Zhittya Genesis Medicine is developing FGF-1 to treat chronic and neuropathic pain at its source — by regenerating injured nerves, calming the neuroinflammation that keeps pain switched on, restoring blood flow to oxygen-starved nerve tissue, and protecting the cellular energy supply that failing neurons depend on. It is a non-opioid candidate designed to modify the disease rather than simply mask the signal.

An estimated 50 million-plus Americans live with chronic pain, and roughly one in five U.S. adults is affected — a rate that now exceeds diabetes, depression, or high blood pressure. The therapies most patients are offered (opioids, NSAIDs, anticonvulsants, antidepressants) act on the perception of pain without addressing the injured tissue that produces it, which is why relief is partial and, with opioids, carries a crisis of dependence.
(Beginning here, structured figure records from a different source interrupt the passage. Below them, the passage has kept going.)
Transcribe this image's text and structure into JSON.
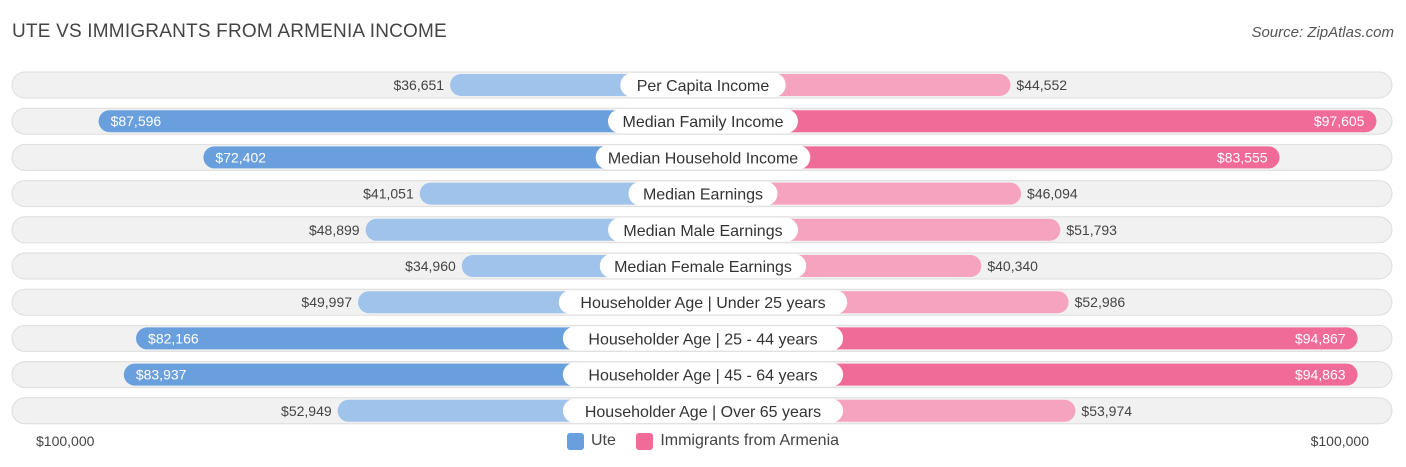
{
  "header": {
    "title": "UTE VS IMMIGRANTS FROM ARMENIA INCOME",
    "source": "Source: ZipAtlas.com"
  },
  "axis": {
    "left_label": "$100,000",
    "right_label": "$100,000"
  },
  "legend": [
    {
      "name": "Ute",
      "color": "#6a9fde"
    },
    {
      "name": "Immigrants from Armenia",
      "color": "#f06b98"
    }
  ],
  "colors": {
    "ute_strong": "#6a9fde",
    "ute_light": "#9fc3ea",
    "arm_strong": "#f06b98",
    "arm_light": "#f5a3bf",
    "track": "#f1f1f1",
    "track_border": "#dddddd"
  },
  "chart_data": {
    "type": "bar",
    "orientation": "diverging-horizontal",
    "title": "UTE VS IMMIGRANTS FROM ARMENIA INCOME",
    "xlim": [
      0,
      100000
    ],
    "categories": [
      "Per Capita Income",
      "Median Family Income",
      "Median Household Income",
      "Median Earnings",
      "Median Male Earnings",
      "Median Female Earnings",
      "Householder Age | Under 25 years",
      "Householder Age | 25 - 44 years",
      "Householder Age | 45 - 64 years",
      "Householder Age | Over 65 years"
    ],
    "series": [
      {
        "name": "Ute",
        "values": [
          36651,
          87596,
          72402,
          41051,
          48899,
          34960,
          49997,
          82166,
          83937,
          52949
        ],
        "labels": [
          "$36,651",
          "$87,596",
          "$72,402",
          "$41,051",
          "$48,899",
          "$34,960",
          "$49,997",
          "$82,166",
          "$83,937",
          "$52,949"
        ]
      },
      {
        "name": "Immigrants from Armenia",
        "values": [
          44552,
          97605,
          83555,
          46094,
          51793,
          40340,
          52986,
          94867,
          94863,
          53974
        ],
        "labels": [
          "$44,552",
          "$97,605",
          "$83,555",
          "$46,094",
          "$51,793",
          "$40,340",
          "$52,986",
          "$94,867",
          "$94,863",
          "$53,974"
        ]
      }
    ]
  }
}
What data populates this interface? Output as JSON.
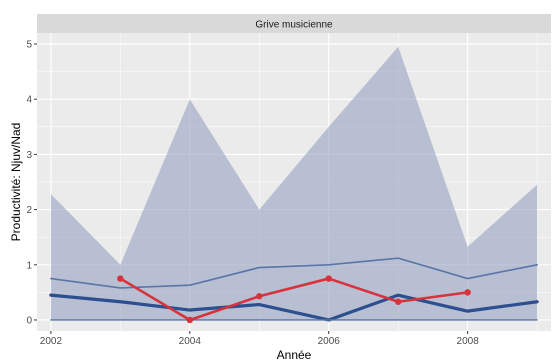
{
  "chart_data": {
    "type": "line",
    "facet_label": "Grive musicienne",
    "xlabel": "Année",
    "ylabel": "Productivité: Njuv/Nad",
    "xlim": [
      2001.8,
      2009.2
    ],
    "ylim": [
      -0.2,
      5.2
    ],
    "x_ticks": [
      2002,
      2004,
      2006,
      2008
    ],
    "y_ticks": [
      0,
      1,
      2,
      3,
      4,
      5
    ],
    "grid": true,
    "background": "#ebebeb",
    "band": {
      "color": "#9aa4c3",
      "x": [
        2002,
        2003,
        2004,
        2005,
        2006,
        2007,
        2008,
        2009
      ],
      "lower": [
        0,
        0,
        0,
        0,
        0,
        0,
        0,
        0
      ],
      "upper": [
        2.28,
        1.0,
        4.0,
        2.0,
        3.5,
        4.95,
        1.33,
        2.45
      ]
    },
    "series": [
      {
        "style": "thin",
        "color": "#5a75a8",
        "x": [
          2002,
          2003,
          2004,
          2005,
          2006,
          2007,
          2008,
          2009
        ],
        "values": [
          0.75,
          0.58,
          0.63,
          0.95,
          1.0,
          1.12,
          0.75,
          1.0
        ]
      },
      {
        "style": "thick",
        "color": "#2d4f8f",
        "x": [
          2002,
          2003,
          2004,
          2005,
          2006,
          2007,
          2008,
          2009
        ],
        "values": [
          0.45,
          0.33,
          0.18,
          0.28,
          0.0,
          0.45,
          0.16,
          0.33
        ]
      },
      {
        "style": "baseline",
        "color": "#5a75a8",
        "x": [
          2002,
          2003,
          2004,
          2005,
          2006,
          2007,
          2008,
          2009
        ],
        "values": [
          0,
          0,
          0,
          0,
          0,
          0,
          0,
          0
        ]
      },
      {
        "style": "points",
        "color": "#d7333c",
        "x": [
          2003,
          2004,
          2005,
          2006,
          2007,
          2008
        ],
        "values": [
          0.75,
          0.0,
          0.43,
          0.75,
          0.33,
          0.5
        ]
      }
    ]
  }
}
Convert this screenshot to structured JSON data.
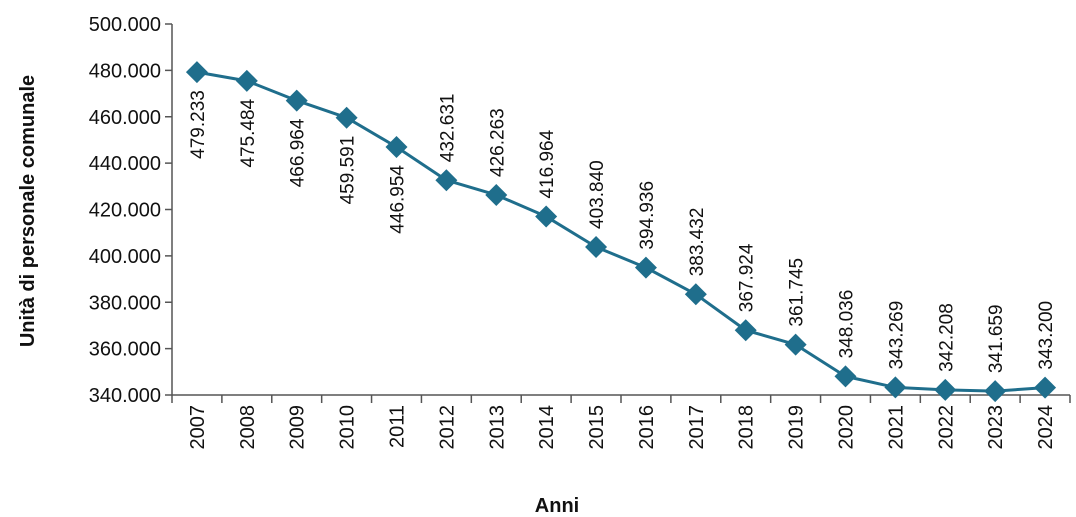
{
  "chart_data": {
    "type": "line",
    "title": "",
    "xlabel": "Anni",
    "ylabel": "Unità di personale comunale",
    "x": [
      "2007",
      "2008",
      "2009",
      "2010",
      "2011",
      "2012",
      "2013",
      "2014",
      "2015",
      "2016",
      "2017",
      "2018",
      "2019",
      "2020",
      "2021",
      "2022",
      "2023",
      "2024"
    ],
    "series": [
      {
        "values": [
          479233,
          475484,
          466964,
          459591,
          446954,
          432631,
          426263,
          416964,
          403840,
          394936,
          383432,
          367924,
          361745,
          348036,
          343269,
          342208,
          341659,
          343200
        ],
        "labels": [
          "479.233",
          "475.484",
          "466.964",
          "459.591",
          "446.954",
          "432.631",
          "426.263",
          "416.964",
          "403.840",
          "394.936",
          "383.432",
          "367.924",
          "361.745",
          "348.036",
          "343.269",
          "342.208",
          "341.659",
          "343.200"
        ],
        "color": "#1f6e8c"
      }
    ],
    "ylim": [
      340000,
      500000
    ],
    "yticks": [
      340000,
      360000,
      380000,
      400000,
      420000,
      440000,
      460000,
      480000,
      500000
    ],
    "ytick_labels": [
      "340.000",
      "360.000",
      "380.000",
      "400.000",
      "420.000",
      "440.000",
      "460.000",
      "480.000",
      "500.000"
    ],
    "grid": false,
    "legend": "none",
    "marker": "diamond"
  }
}
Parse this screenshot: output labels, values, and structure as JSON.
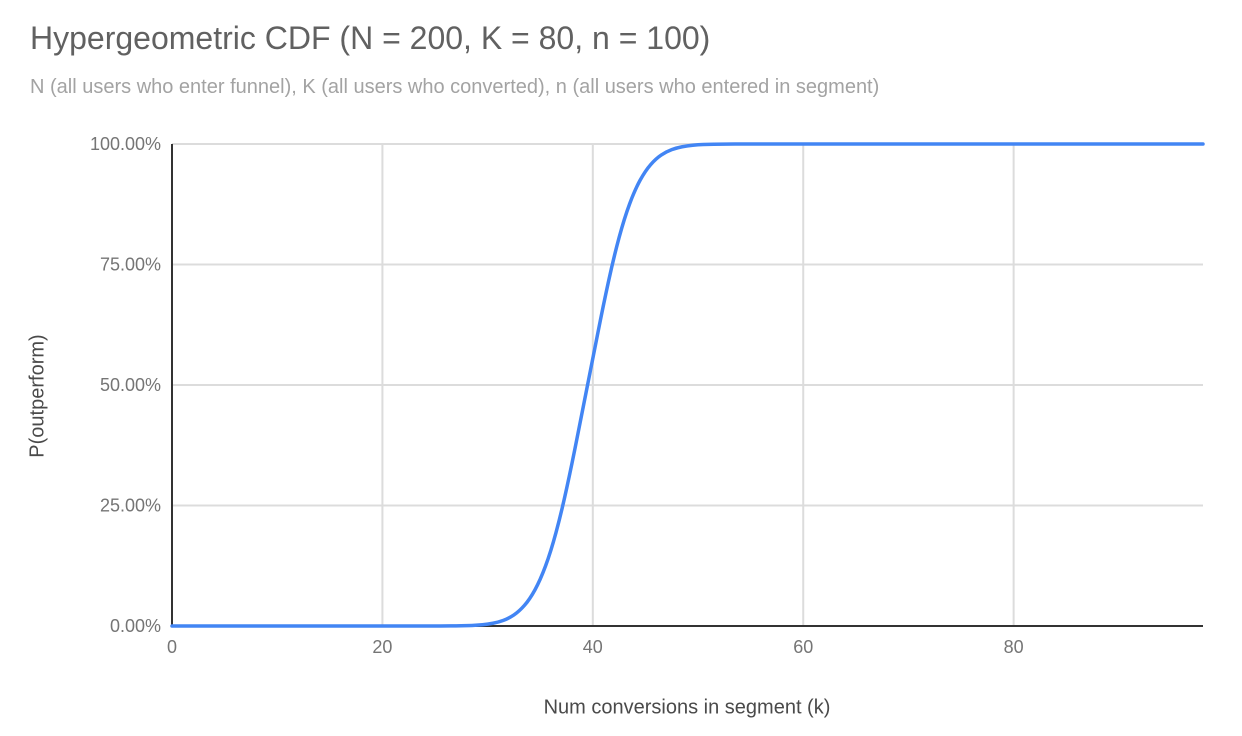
{
  "theme": {
    "background": "#ffffff",
    "title_color": "#616161",
    "subtitle_color": "#a3a3a3",
    "tick_label_color": "#757575",
    "axis_title_color": "#4a4a4a",
    "axis_line_color": "#333333",
    "gridline_color": "#dcdcdc",
    "line_color": "#4285f4"
  },
  "chart_data": {
    "type": "line",
    "title": "Hypergeometric CDF (N = 200, K = 80, n = 100)",
    "subtitle": "N (all users who enter funnel), K (all users who converted), n (all users who entered in segment)",
    "xlabel": "Num conversions in segment (k)",
    "ylabel": "P(outperform)",
    "xlim": [
      0,
      98
    ],
    "ylim": [
      0,
      1
    ],
    "grid": true,
    "legend": "none",
    "x_ticks": {
      "values": [
        0,
        20,
        40,
        60,
        80
      ],
      "labels": [
        "0",
        "20",
        "40",
        "60",
        "80"
      ]
    },
    "y_ticks": {
      "values": [
        0,
        0.25,
        0.5,
        0.75,
        1
      ],
      "labels": [
        "0.00%",
        "25.00%",
        "50.00%",
        "75.00%",
        "100.00%"
      ]
    },
    "distribution": {
      "name": "hypergeometric",
      "N": 200,
      "K": 80,
      "n": 100
    },
    "series": [
      {
        "name": "P(outperform)",
        "color": "#4285f4",
        "points": [
          [
            0,
            0
          ],
          [
            5,
            0
          ],
          [
            10,
            0
          ],
          [
            15,
            0
          ],
          [
            20,
            0
          ],
          [
            22,
            0
          ],
          [
            24,
            2e-05
          ],
          [
            25,
            4e-05
          ],
          [
            26,
            0.0001
          ],
          [
            27,
            0.0003
          ],
          [
            28,
            0.0007
          ],
          [
            29,
            0.0016
          ],
          [
            30,
            0.0036
          ],
          [
            31,
            0.0077
          ],
          [
            32,
            0.0157
          ],
          [
            33,
            0.0303
          ],
          [
            34,
            0.0552
          ],
          [
            35,
            0.0948
          ],
          [
            36,
            0.1535
          ],
          [
            37,
            0.2342
          ],
          [
            38,
            0.3341
          ],
          [
            39,
            0.4451
          ],
          [
            40,
            0.5549
          ],
          [
            41,
            0.6659
          ],
          [
            42,
            0.7658
          ],
          [
            43,
            0.8465
          ],
          [
            44,
            0.9052
          ],
          [
            45,
            0.9448
          ],
          [
            46,
            0.9697
          ],
          [
            47,
            0.9843
          ],
          [
            48,
            0.9923
          ],
          [
            49,
            0.9964
          ],
          [
            50,
            0.9984
          ],
          [
            51,
            0.9993
          ],
          [
            52,
            0.9997
          ],
          [
            53,
            0.9999
          ],
          [
            54,
            1
          ],
          [
            55,
            1
          ],
          [
            60,
            1
          ],
          [
            65,
            1
          ],
          [
            70,
            1
          ],
          [
            75,
            1
          ],
          [
            80,
            1
          ],
          [
            85,
            1
          ],
          [
            90,
            1
          ],
          [
            98,
            1
          ]
        ]
      }
    ]
  }
}
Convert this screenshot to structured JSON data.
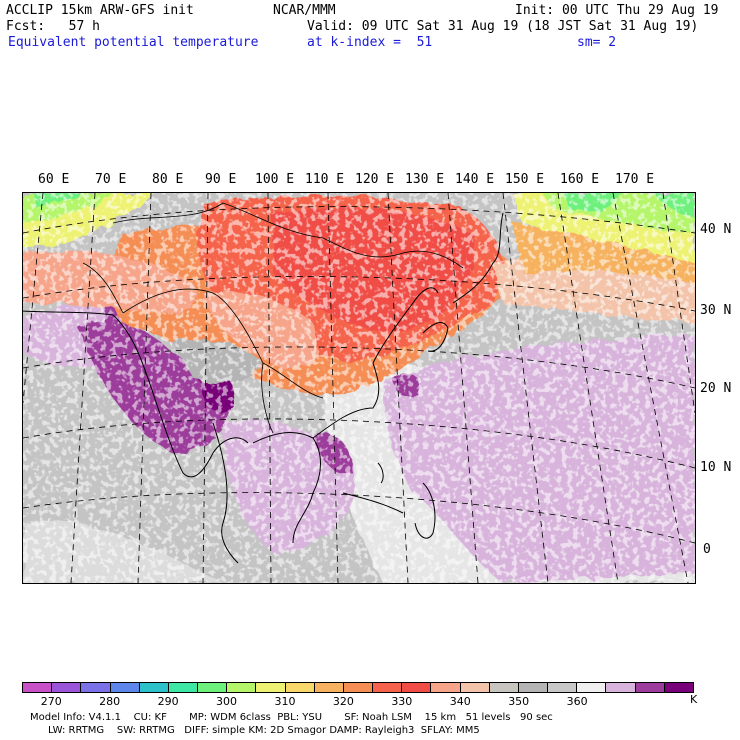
{
  "header": {
    "model_title": "ACCLIP 15km ARW-GFS init",
    "forecast": "Fcst:   57 h",
    "field_name": "Equivalent potential temperature",
    "center": "NCAR/MMM",
    "init": "Init: 00 UTC Thu 29 Aug 19",
    "valid": "Valid: 09 UTC Sat 31 Aug 19 (18 JST Sat 31 Aug 19)",
    "level": "at k-index =  51",
    "smoothing": "sm= 2"
  },
  "map": {
    "lon_labels": [
      "60 E",
      "70 E",
      "80 E",
      "90 E",
      "100 E",
      "110 E",
      "120 E",
      "130 E",
      "140 E",
      "150 E",
      "160 E",
      "170 E"
    ],
    "lat_labels": [
      "40 N",
      "30 N",
      "20 N",
      "10 N",
      "0"
    ]
  },
  "colorbar": {
    "colors": [
      "#c851c8",
      "#9a55d8",
      "#7a72e6",
      "#5f86ea",
      "#2dc2c9",
      "#3ee7a3",
      "#6ef07c",
      "#b4f56a",
      "#eef272",
      "#f8d86a",
      "#f6b25f",
      "#f58e55",
      "#f5634c",
      "#f04d46",
      "#f6a48a",
      "#f3c4aa",
      "#c8c4c0",
      "#b4b4b4",
      "#c8c8c8",
      "#f0f0f0",
      "#d8b4dc",
      "#9c3c9c",
      "#780078"
    ],
    "tick_labels": [
      "270",
      "280",
      "290",
      "300",
      "310",
      "320",
      "330",
      "340",
      "350",
      "360"
    ],
    "unit": "K"
  },
  "footer": {
    "line1": "Model Info: V4.1.1    CU: KF       MP: WDM 6class  PBL: YSU       SF: Noah LSM    15 km   51 levels   90 sec",
    "line2": "LW: RRTMG    SW: RRTMG   DIFF: simple KM: 2D Smagor DAMP: Rayleigh3  SFLAY: MM5"
  }
}
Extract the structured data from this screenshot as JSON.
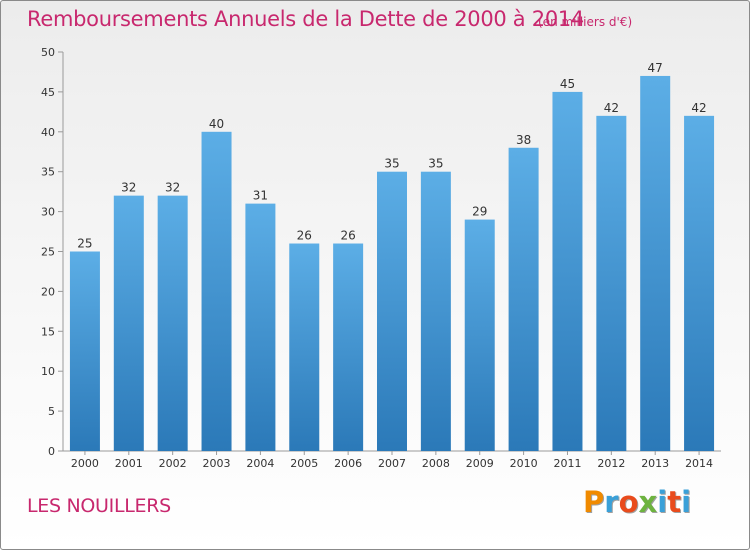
{
  "header": {
    "title": "Remboursements Annuels de la Dette de 2000 à 2014",
    "subtitle": "(en milliers d'€)"
  },
  "footer": {
    "place": "LES NOUILLERS",
    "logo": "Proxiti"
  },
  "colors": {
    "accent": "#c8286e",
    "bar_top": "#5caee6",
    "bar_bottom": "#2b79b8",
    "logo_letters": [
      "#f08a00",
      "#3aa0d8",
      "#e94b1c",
      "#6db33f",
      "#3aa0d8",
      "#e94b1c",
      "#3aa0d8"
    ]
  },
  "chart_data": {
    "type": "bar",
    "title": "Remboursements Annuels de la Dette de 2000 à 2014",
    "subtitle": "(en milliers d'€)",
    "xlabel": "",
    "ylabel": "",
    "categories": [
      "2000",
      "2001",
      "2002",
      "2003",
      "2004",
      "2005",
      "2006",
      "2007",
      "2008",
      "2009",
      "2010",
      "2011",
      "2012",
      "2013",
      "2014"
    ],
    "values": [
      25,
      32,
      32,
      40,
      31,
      26,
      26,
      35,
      35,
      29,
      38,
      45,
      42,
      47,
      42
    ],
    "ylim": [
      0,
      50
    ],
    "yticks": [
      0,
      5,
      10,
      15,
      20,
      25,
      30,
      35,
      40,
      45,
      50
    ],
    "grid": false,
    "data_labels": true
  }
}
FGF-1 is one of the most potent known stimulators of angiogenesis, and Zhittya's management has invested over $190 million advancing the molecule through US FDA Phase IIA/IIB clinical trials across multiple indications, with an existing human safety foundation and an intranasal delivery route already in clinical use for neurological conditions. That same platform is mechanistically matched to the biology of chronic pain.

The Science: How FGF-1 Targets Pain

Recent research reframes chronic pain as a self-reinforcing cycle operating at the level of the individual cell: nerve injury and metabolic stress raise reactive oxygen species and disrupt the mitochondria inside sensory neurons, which sensitizes pain-sensing neurons and activates the surrounding glial cells, releasing inflammatory mediators that injure neurons further. The published literature documents FGF-1 acting on every node of that cycle — something no single conventional analgesic does.